Some hold that the word “threat” should be reserved for the agency responsible for an attack.
There is precedent to the contrary. The main NIST publication on risk assessment, SP 800-30 defines:
“A threat is any circumstance or event with the potential to adversely impact organizational operations and assets, individuals, other organizations, or the Nation through an information system via unauthorized access, destruction, disclosure, or modification of information, and/or denial of service.”
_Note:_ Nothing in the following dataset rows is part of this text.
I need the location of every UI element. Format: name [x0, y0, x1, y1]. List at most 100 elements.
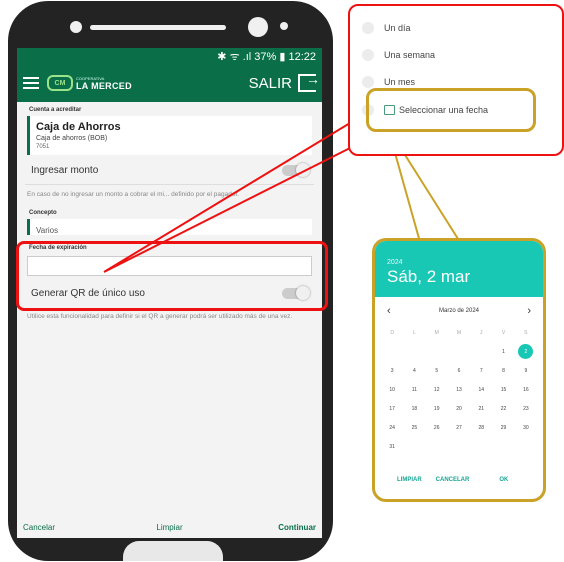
calendar-day[interactable]: 24	[381, 418, 403, 437]
select-date-highlight	[366, 88, 536, 132]
calendar-day-number: 1	[502, 348, 505, 355]
calendar-day[interactable]: 20	[448, 399, 470, 418]
calendar-day-number: 4	[413, 367, 416, 374]
calendar-day-number: 30	[523, 424, 529, 431]
calendar-day-number: 2	[518, 344, 534, 359]
calendar-day-number: 3	[390, 367, 394, 374]
calendar-day-number: 24	[389, 424, 395, 431]
calendar-empty-cell	[470, 437, 492, 456]
option-one-month[interactable]: Un mes	[362, 76, 415, 88]
calendar-day[interactable]: 23	[515, 399, 537, 418]
date-picker-year[interactable]: 2024	[387, 241, 531, 266]
calendar-day[interactable]: 1	[492, 342, 514, 361]
radio-icon	[362, 49, 374, 61]
calendar-day-number: 18	[411, 405, 418, 412]
calendar-day[interactable]: 16	[515, 380, 537, 399]
calendar-day-number: 5	[435, 367, 439, 374]
calendar-empty-cell	[515, 437, 537, 456]
calendar-day[interactable]: 13	[448, 380, 470, 399]
calendar-day-number: 20	[456, 405, 462, 412]
calendar-empty-cell	[426, 342, 448, 361]
calendar-day[interactable]: 31	[381, 437, 403, 456]
calendar-day-number: 19	[433, 405, 440, 412]
calendar-day[interactable]: 8	[492, 361, 514, 380]
calendar-cancel-button[interactable]: CANCELAR	[436, 477, 470, 483]
calendar-empty-cell	[448, 437, 470, 456]
calendar-day-number: 31	[389, 443, 395, 450]
expiration-options-callout: Un día Una semana Un mes Seleccionar una…	[348, 4, 564, 156]
calendar-day[interactable]: 9	[515, 361, 537, 380]
month-navigation: ‹ Marzo de 2024 ›	[375, 297, 543, 317]
calendar-day[interactable]: 11	[403, 380, 425, 399]
month-title: Marzo de 2024	[438, 308, 480, 314]
weekday-label: M	[434, 329, 439, 336]
calendar-day[interactable]: 15	[492, 380, 514, 399]
calendar-day[interactable]: 2	[515, 342, 537, 361]
option-one-week[interactable]: Una semana	[362, 49, 435, 61]
calendar-empty-cell	[426, 437, 448, 456]
calendar-day[interactable]: 4	[403, 361, 425, 380]
date-picker-callout: 2024 Sáb, 2 mar ‹ Marzo de 2024 › DLMMJV…	[372, 238, 546, 502]
calendar-day-number: 13	[456, 386, 462, 393]
chevron-left-icon[interactable]: ‹	[387, 305, 391, 317]
calendar-day[interactable]: 5	[426, 361, 448, 380]
calendar-empty-cell	[403, 342, 425, 361]
calendar-day-number: 21	[478, 405, 485, 412]
calendar-day-number: 10	[389, 386, 395, 393]
calendar-grid: D L M M J V S 1 2 3 4 5 6 7 8 9 10 11 12 13 14 15 16 17 18 19 20 21…	[375, 317, 543, 456]
calendar-day-number: 16	[523, 386, 529, 393]
option-label: Una semana	[384, 50, 436, 60]
radio-icon	[362, 22, 374, 34]
red-connector	[103, 118, 368, 273]
calendar-day[interactable]: 12	[426, 380, 448, 399]
weekday-label: L	[413, 329, 416, 336]
calendar-day-number: 23	[523, 405, 529, 412]
calendar-ok-button[interactable]: OK	[499, 477, 508, 483]
calendar-empty-cell	[470, 342, 492, 361]
calendar-day-number: 12	[433, 386, 440, 393]
calendar-day[interactable]: 10	[381, 380, 403, 399]
calendar-day-number: 15	[500, 386, 507, 393]
calendar-day-number: 14	[478, 386, 485, 393]
calendar-day[interactable]: 28	[470, 418, 492, 437]
calendar-empty-cell	[381, 342, 403, 361]
calendar-day-number: 26	[433, 424, 440, 431]
calendar-day-number: 9	[524, 367, 528, 374]
calendar-day[interactable]: 29	[492, 418, 514, 437]
calendar-day[interactable]: 3	[381, 361, 403, 380]
option-one-day[interactable]: Un día	[362, 22, 411, 34]
calendar-day-number: 11	[411, 386, 418, 393]
calendar-day[interactable]: 7	[470, 361, 492, 380]
radio-icon	[362, 76, 374, 88]
calendar-day-number: 28	[478, 424, 485, 431]
calendar-day[interactable]: 6	[448, 361, 470, 380]
chevron-right-icon[interactable]: ›	[527, 305, 531, 317]
calendar-day-number: 8	[502, 367, 505, 374]
weekday-label: D	[390, 329, 394, 336]
date-picker-actions: LIMPIAR CANCELAR OK	[375, 477, 543, 483]
calendar-day-number: 6	[457, 367, 461, 374]
calendar-day[interactable]: 21	[470, 399, 492, 418]
calendar-day[interactable]: 14	[470, 380, 492, 399]
calendar-day[interactable]: 17	[381, 399, 403, 418]
calendar-day[interactable]: 22	[492, 399, 514, 418]
calendar-day[interactable]: 19	[426, 399, 448, 418]
calendar-day-number: 22	[500, 405, 507, 412]
calendar-empty-cell	[448, 342, 470, 361]
calendar-empty-cell	[492, 437, 514, 456]
weekday-label: M	[456, 329, 462, 336]
calendar-clear-button[interactable]: LIMPIAR	[397, 477, 422, 483]
calendar-day[interactable]: 27	[448, 418, 470, 437]
calendar-day-number: 29	[500, 424, 507, 431]
option-label: Un mes	[384, 77, 416, 87]
calendar-day[interactable]: 26	[426, 418, 448, 437]
calendar-day[interactable]: 25	[403, 418, 425, 437]
weekday-label: S	[524, 329, 528, 336]
calendar-day[interactable]: 18	[403, 399, 425, 418]
option-label: Un día	[384, 23, 411, 33]
calendar-empty-cell	[403, 437, 425, 456]
date-picker-header: 2024 Sáb, 2 mar	[375, 241, 543, 297]
calendar-day-number: 25	[411, 424, 418, 431]
weekday-label: J	[480, 329, 483, 336]
calendar-day[interactable]: 30	[515, 418, 537, 437]
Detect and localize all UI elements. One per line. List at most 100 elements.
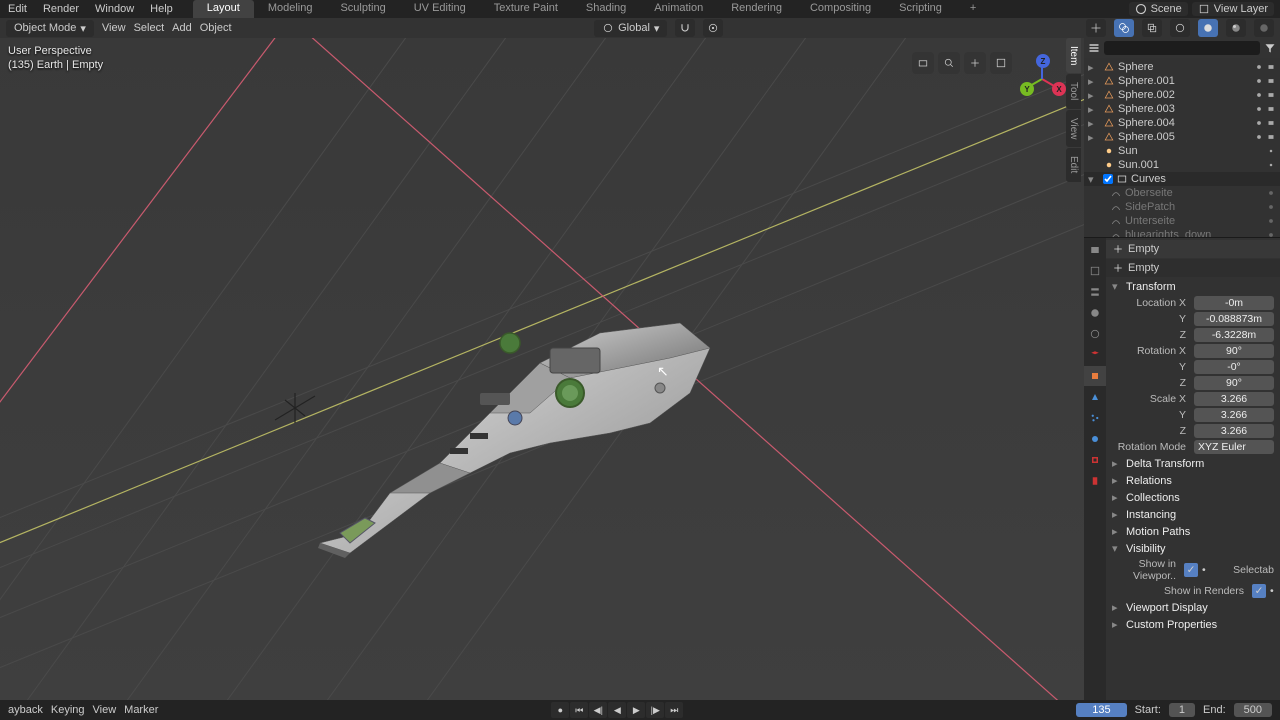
jump-end[interactable]: ⏭ bbox=[665, 702, 683, 718]
ptab-particles[interactable] bbox=[1084, 408, 1106, 428]
tab-texturepaint[interactable]: Texture Paint bbox=[480, 0, 572, 18]
tab-sculpting[interactable]: Sculpting bbox=[326, 0, 399, 18]
tree-item[interactable]: bluearights_down bbox=[1084, 228, 1280, 238]
tab-layout[interactable]: Layout bbox=[193, 0, 254, 18]
breadcrumb-object[interactable]: Empty bbox=[1128, 243, 1159, 255]
tree-item[interactable]: Sun.001 bbox=[1084, 158, 1280, 172]
keyframe-prev[interactable]: ◀| bbox=[589, 702, 607, 718]
rot-z[interactable]: 90° bbox=[1194, 376, 1274, 390]
loc-z[interactable]: -6.3228m bbox=[1194, 328, 1274, 342]
menu-window[interactable]: Window bbox=[87, 1, 142, 17]
panel-customprops-header[interactable]: ▸Custom Properties bbox=[1106, 616, 1280, 633]
loc-y[interactable]: -0.088873m bbox=[1194, 312, 1274, 326]
header-object[interactable]: Object bbox=[200, 22, 232, 34]
scene-selector[interactable]: Scene bbox=[1129, 2, 1188, 16]
ptab-physics[interactable] bbox=[1084, 429, 1106, 449]
panel-transform-header[interactable]: ▾Transform bbox=[1106, 278, 1280, 295]
ptab-world[interactable] bbox=[1084, 324, 1106, 344]
tab-shading[interactable]: Shading bbox=[572, 0, 640, 18]
menu-help[interactable]: Help bbox=[142, 1, 181, 17]
header-select[interactable]: Select bbox=[134, 22, 165, 34]
tree-item[interactable]: ▸Sphere.004 bbox=[1084, 116, 1280, 130]
ptab-collection[interactable] bbox=[1084, 345, 1106, 365]
menu-edit[interactable]: Edit bbox=[0, 1, 35, 17]
tree-item[interactable]: ▸Sphere.002 bbox=[1084, 88, 1280, 102]
keyframe-next[interactable]: |▶ bbox=[646, 702, 664, 718]
show-viewport-check[interactable]: ✓ bbox=[1184, 563, 1198, 577]
timeline-playback[interactable]: ayback bbox=[8, 704, 43, 716]
tree-item[interactable]: Oberseite bbox=[1084, 186, 1280, 200]
nav-gizmo[interactable]: X Y Z bbox=[1016, 52, 1068, 104]
timeline-view[interactable]: View bbox=[93, 704, 117, 716]
tab-animation[interactable]: Animation bbox=[640, 0, 717, 18]
timeline-marker[interactable]: Marker bbox=[124, 704, 158, 716]
ptab-modifier[interactable] bbox=[1084, 387, 1106, 407]
tree-item[interactable]: ▸Sphere.001 bbox=[1084, 74, 1280, 88]
tree-collection[interactable]: ▾Curves bbox=[1084, 172, 1280, 186]
tab-modeling[interactable]: Modeling bbox=[254, 0, 327, 18]
end-frame[interactable]: 500 bbox=[1234, 703, 1272, 717]
viewlayer-selector[interactable]: View Layer bbox=[1192, 2, 1274, 16]
tree-item[interactable]: SidePatch bbox=[1084, 200, 1280, 214]
play-forward[interactable]: ▶ bbox=[627, 702, 645, 718]
vtab-edit[interactable]: Edit bbox=[1066, 148, 1081, 181]
rot-y[interactable]: -0° bbox=[1194, 360, 1274, 374]
ptab-object[interactable] bbox=[1084, 366, 1106, 386]
shading-wireframe[interactable] bbox=[1170, 19, 1190, 37]
menu-render[interactable]: Render bbox=[35, 1, 87, 17]
panel-collections-header[interactable]: ▸Collections bbox=[1106, 489, 1280, 506]
rot-x[interactable]: 90° bbox=[1194, 344, 1274, 358]
tree-item[interactable]: ▸Sphere bbox=[1084, 60, 1280, 74]
tab-scripting[interactable]: Scripting bbox=[885, 0, 956, 18]
jump-start[interactable]: ⏮ bbox=[570, 702, 588, 718]
spaceship-model[interactable] bbox=[290, 293, 730, 573]
tree-item[interactable]: ▸Sphere.005 bbox=[1084, 130, 1280, 144]
ptab-scene[interactable] bbox=[1084, 303, 1106, 323]
tab-uvediting[interactable]: UV Editing bbox=[400, 0, 480, 18]
scale-z[interactable]: 3.266 bbox=[1194, 424, 1274, 438]
rotation-mode[interactable]: XYZ Euler bbox=[1194, 440, 1274, 454]
xray-toggle[interactable] bbox=[1142, 19, 1162, 37]
tab-compositing[interactable]: Compositing bbox=[796, 0, 885, 18]
vtab-tool[interactable]: Tool bbox=[1066, 74, 1081, 108]
scale-x[interactable]: 3.266 bbox=[1194, 392, 1274, 406]
grid-icon[interactable] bbox=[990, 52, 1012, 74]
3d-viewport[interactable]: User Perspective (135) Earth | Empty bbox=[0, 38, 1084, 700]
header-view[interactable]: View bbox=[102, 22, 126, 34]
tree-item[interactable]: Sun bbox=[1084, 144, 1280, 158]
loc-x[interactable]: -0m bbox=[1194, 296, 1274, 310]
overlay-toggle[interactable] bbox=[1114, 19, 1134, 37]
gizmo-toggle[interactable] bbox=[1086, 19, 1106, 37]
vtab-item[interactable]: Item bbox=[1066, 38, 1081, 73]
ptab-constraints[interactable] bbox=[1084, 450, 1106, 470]
ptab-render[interactable] bbox=[1084, 240, 1106, 260]
orientation-selector[interactable]: Global▾ bbox=[594, 20, 667, 37]
filter-icon[interactable] bbox=[1264, 42, 1276, 54]
outliner-search[interactable] bbox=[1104, 41, 1260, 55]
panel-relations-header[interactable]: ▸Relations bbox=[1106, 472, 1280, 489]
collection-enable[interactable] bbox=[1103, 174, 1113, 184]
shading-solid[interactable] bbox=[1198, 19, 1218, 37]
scale-y[interactable]: 3.266 bbox=[1194, 408, 1274, 422]
mode-selector[interactable]: Object Mode▾ bbox=[6, 20, 94, 37]
panel-visibility-header[interactable]: ▾Visibility bbox=[1106, 540, 1280, 557]
show-renders-check[interactable]: ✓ bbox=[1252, 584, 1266, 598]
shading-matprev[interactable] bbox=[1226, 19, 1246, 37]
tab-rendering[interactable]: Rendering bbox=[717, 0, 796, 18]
ptab-data[interactable] bbox=[1084, 471, 1106, 491]
timeline-keying[interactable]: Keying bbox=[51, 704, 85, 716]
start-frame[interactable]: 1 bbox=[1169, 703, 1195, 717]
panel-instancing-header[interactable]: ▸Instancing bbox=[1106, 506, 1280, 523]
vtab-view[interactable]: View bbox=[1066, 110, 1081, 148]
move-icon[interactable] bbox=[964, 52, 986, 74]
panel-viewportdisplay-header[interactable]: ▸Viewport Display bbox=[1106, 599, 1280, 616]
tab-add[interactable]: + bbox=[956, 0, 990, 18]
auto-key[interactable]: ● bbox=[551, 702, 569, 718]
ptab-output[interactable] bbox=[1084, 261, 1106, 281]
camera-view-icon[interactable] bbox=[912, 52, 934, 74]
panel-delta-header[interactable]: ▸Delta Transform bbox=[1106, 455, 1280, 472]
panel-motionpaths-header[interactable]: ▸Motion Paths bbox=[1106, 523, 1280, 540]
current-frame[interactable]: 135 bbox=[1076, 703, 1126, 717]
snap-toggle[interactable] bbox=[675, 19, 695, 37]
proportional-toggle[interactable] bbox=[703, 19, 723, 37]
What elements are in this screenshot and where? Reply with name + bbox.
Agency, on the other hand, is more closely related to threat sources:
“A threat source is characterized as: (i) the intent and method targeted at the exploitation of a vulnerability; or (ii) a situation and method that may accidentally exploit a vulnerability. In general, types of threat sources include: (i) hostile cyber or physical attacks; (ii) human errors of omission or commission; (iii) structural failures of organization-controlled resources (e.g., hardware, software, environmental controls); and (iv) natural and man-made disasters, accidents, and failures beyond the control of the organization.”
To be perfectly fair, despite the above definition of “threat”, SP800-30 frequently refers to the same concept as “threat event”.
I’m not arguing to use one word or another. Ideally everyone would agree on one-to-one mappings between words and meanings. We just don’t live in that reality… and maybe it’s more of a Borg nightmare anyway.